Bednar noted the national vice presidency history has no legal impact on Missouri, since "Missouri's Constitution stands on its own terms."

Wolff noted Missouri also has had several instances where there was a governor, but no lieutenant governor.

"There have been 47 lieutenant governors since Missouri became a state in 1821," he said. "In at least 11 cases, there were deaths or resignations and the office remained vacant, sometimes for years at a time.

"Other than the Civil War, when there was a 'provisional governor' selected by the State Convention as next in line of succession to the convention-selected governor, there apparently were no efforts to appoint a person to fill the office when a vacancy occurred" until 1968.

Then, Wolff said, Gov. Warren Hearnes named Lt. Gov.-elect William Morriss to succeed Tom Eagleton, who resigned the lieutenant governor's office early so he could be sworn in as a newly elected U.S. senator.

"But the leader of the Senate refused to recognize the appointment," Wolff said.

Neither the Morriss nor Maxwell cases "resulted in a definitive (court) ruling because the time period" between their appointment and their taking the oath for their elected term was so short, Wolff said.

There was talk of legal action, but none was taken.

Lawmakers try to spell it out

Wolff also noted the Legislature's attempts to make a law about filling a vacant lieutenant governor's position.

"A bill passed in 2013 provided for election of a (new) lieutenant governor," he said, "but the governor (Jay Nixon) vetoed it."

That bill would have placed an aide to the departing lieutenant governor in charge of the office's ministerial duties until a new officeholder was elected.

Nixon's veto message said the law "would have created a confusing and untenable process for filling the vacancy" while turning over management of the office to a "vaguely defined staff member," creating ambiguity and confusion.

Then-Sen. Mike Parson, R-Bolivar, voted for the bill and its emergency clause.

This year, the Senate approved an amendment to a House bill that would have allowed the governor to appoint a new lieutenant governor, with the Senate's consent.

Kehoe reminded the News Tribune that plan was proposed, in part, because of the lieutenant governor's constitutional duty to preside over the Senate's debates and to break tie votes when/if they occur.

But the House rejected that proposal, and the Senate removed it so that the rest of the bill — affecting how vacant offices are filled at the county level — could be passed and sent to the governor.

Which brings the discussion back to the main question.

Bednar said: "This is a very important office. I think all lieutenant governors have done a magnificent job of fulfilling that role. I was confident in 2000 of my legal opinion" that the governor can fill the vacancy, "and I'm confident of it today."

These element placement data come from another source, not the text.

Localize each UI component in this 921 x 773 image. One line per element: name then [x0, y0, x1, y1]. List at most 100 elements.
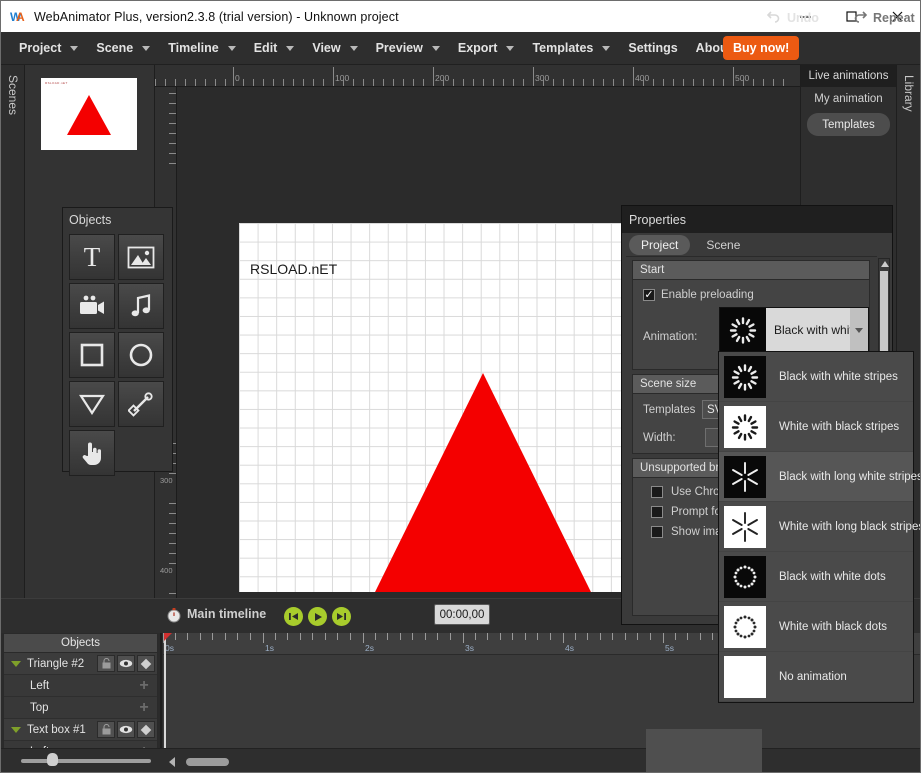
menu-project-label: Project [19, 41, 62, 55]
timeline-hscrollbar-thumb[interactable] [186, 758, 229, 766]
dropdown-label-1: White with black stripes [779, 420, 900, 433]
table-row[interactable]: Left + [4, 675, 157, 697]
table-row[interactable]: Text box #1 [4, 719, 157, 741]
hruler-label-300: 300 [535, 73, 550, 83]
timeline-playhead[interactable] [164, 633, 166, 748]
menu-timeline-label: Timeline [168, 41, 219, 55]
tlruler-label-1s: 1s [265, 643, 274, 653]
add-keyframe-icon[interactable]: + [137, 700, 151, 716]
lock-icon[interactable] [97, 655, 115, 672]
dropdown-item-black-white-dots[interactable]: Black with white dots [719, 552, 913, 602]
tab-my-animation[interactable]: My animation [801, 87, 896, 110]
chevron-down-icon[interactable] [850, 308, 868, 352]
fallback-image-preview[interactable] [646, 729, 762, 772]
play-button[interactable] [308, 607, 327, 626]
text-tool-button[interactable]: T [69, 234, 115, 280]
triangle-tool-button[interactable] [69, 381, 115, 427]
canvas-text-object[interactable]: RSLOAD.nET [250, 261, 337, 277]
hruler-label-500: 500 [735, 73, 750, 83]
eye-icon[interactable] [117, 655, 135, 672]
go-to-end-button[interactable] [332, 607, 351, 626]
timeline-playhead-flag[interactable] [164, 633, 172, 641]
enable-preloading-checkbox[interactable]: ✓ [643, 289, 655, 301]
buy-now-button[interactable]: Buy now! [723, 36, 800, 60]
menu-export[interactable]: Export [449, 32, 524, 65]
chevron-down-icon[interactable] [11, 660, 21, 667]
menu-edit[interactable]: Edit [245, 32, 304, 65]
redo-arrow-icon [852, 9, 868, 26]
show-image-checkbox[interactable] [651, 526, 663, 538]
image-picture-icon [127, 246, 155, 269]
menu-scene[interactable]: Scene [87, 32, 159, 65]
animation-dropdown-list[interactable]: Black with white stripes White with blac… [718, 351, 920, 703]
repeat-button[interactable]: Repeat [844, 1, 920, 34]
objects-panel: Objects T [62, 207, 173, 476]
dropdown-item-white-black-stripes[interactable]: White with black stripes [719, 402, 913, 452]
line-tool-button[interactable] [118, 381, 164, 427]
add-keyframe-icon[interactable]: + [137, 678, 151, 694]
app-logo-icon: W A [10, 10, 26, 24]
work-area: Scenes RSLOAD.nET 0 100 200 300 400 500 … [1, 65, 920, 772]
keyframe-diamond-icon[interactable] [137, 655, 155, 672]
menu-export-label: Export [457, 41, 498, 55]
button-tool-button[interactable] [69, 430, 115, 476]
canvas-triangle-object[interactable] [344, 373, 622, 598]
audio-tool-button[interactable] [118, 283, 164, 329]
undo-button[interactable]: Undo [758, 1, 827, 34]
row-icon-group [97, 655, 155, 672]
checkmark-icon: ✓ [644, 288, 654, 301]
dropdown-item-white-black-dots[interactable]: White with black dots [719, 602, 913, 652]
menu-project[interactable]: Project [10, 32, 87, 65]
chevron-down-icon[interactable] [11, 726, 21, 733]
keyframe-diamond-icon[interactable] [137, 721, 155, 738]
menu-preview[interactable]: Preview [367, 32, 449, 65]
stopwatch-icon [166, 607, 181, 623]
table-row[interactable]: Triangle #2 [4, 653, 157, 675]
dropdown-item-no-animation[interactable]: No animation [719, 652, 913, 702]
circle-icon [129, 343, 153, 367]
eye-icon[interactable] [117, 721, 135, 738]
ellipse-tool-button[interactable] [118, 332, 164, 378]
hand-pointer-icon [81, 440, 103, 466]
time-display[interactable]: 00:00,00 [434, 604, 490, 625]
menu-settings[interactable]: Settings [619, 32, 686, 65]
video-tool-button[interactable] [69, 283, 115, 329]
animation-label: Animation: [643, 331, 698, 343]
prompt-for-checkbox[interactable] [651, 506, 663, 518]
image-tool-button[interactable] [118, 234, 164, 280]
menu-timeline[interactable]: Timeline [159, 32, 244, 65]
tab-project[interactable]: Project [629, 235, 691, 255]
dropdown-label-5: White with black dots [779, 620, 888, 633]
go-to-start-button[interactable] [284, 607, 303, 626]
rectangle-tool-button[interactable] [69, 332, 115, 378]
spinner-black-white-dots-icon [724, 555, 766, 598]
table-row[interactable]: Top + [4, 697, 157, 719]
timeline-row-label-1: Left [30, 679, 50, 692]
scene-thumbnail[interactable]: RSLOAD.nET [41, 78, 137, 150]
dropdown-label-4: Black with white dots [779, 570, 886, 583]
dropdown-item-black-long-white-stripes[interactable]: Black with long white stripes [719, 452, 920, 502]
dropdown-label-6: No animation [779, 670, 847, 683]
menu-view[interactable]: View [303, 32, 366, 65]
tab-templates[interactable]: Templates [807, 113, 890, 136]
tab-scene[interactable]: Scene [694, 235, 752, 255]
dropdown-item-white-long-black-stripes[interactable]: White with long black stripes [719, 502, 920, 552]
lock-icon[interactable] [97, 721, 115, 738]
scenes-tab[interactable]: Scenes [1, 65, 25, 598]
timeline-row-label-0: Triangle #2 [27, 657, 85, 670]
templates-label: Templates [643, 404, 696, 416]
use-chrome-checkbox[interactable] [651, 486, 663, 498]
timeline-zoom-slider-track[interactable] [21, 759, 151, 763]
square-icon [80, 343, 104, 367]
properties-title: Properties [622, 206, 892, 233]
dropdown-item-black-white-stripes[interactable]: Black with white stripes [719, 352, 913, 402]
tlruler-label-2s: 2s [365, 643, 374, 653]
animation-combobox[interactable]: Black with white [719, 307, 869, 353]
timeline-zoom-slider-knob[interactable] [47, 753, 58, 766]
properties-tabs: Project Scene [629, 234, 752, 256]
scene-thumbnail-text: RSLOAD.nET [45, 81, 68, 85]
scroll-left-arrow-icon[interactable] [169, 757, 175, 767]
menu-templates[interactable]: Templates [523, 32, 619, 65]
tlruler-label-4s: 4s [565, 643, 574, 653]
scroll-up-arrow-icon[interactable] [881, 261, 889, 267]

But Wolff said he's just as confident in his opposite opinion and stands behind his belief that the governor cannot fill a lieutenant governor's vacancy without a specific statute or constitutional provision requiring it.

Since the Constitution's order of succession says "if there be no lieutenant governor" then lists the officials who are in-line for any governor's office vacancy, Wolff asked: "How does that square with (the) 'there shall be a lieutenant governor'" that's in the Constitution section just before the order of succession language?

And, he asked, "Why did the Legislature pass a law for appointment of a lieutenant governor in 2013, and why did Nixon veto it?

"I don't believe he vetoed the bill because he thought the governor already had the power."

The Associated Press contributed information used in this article.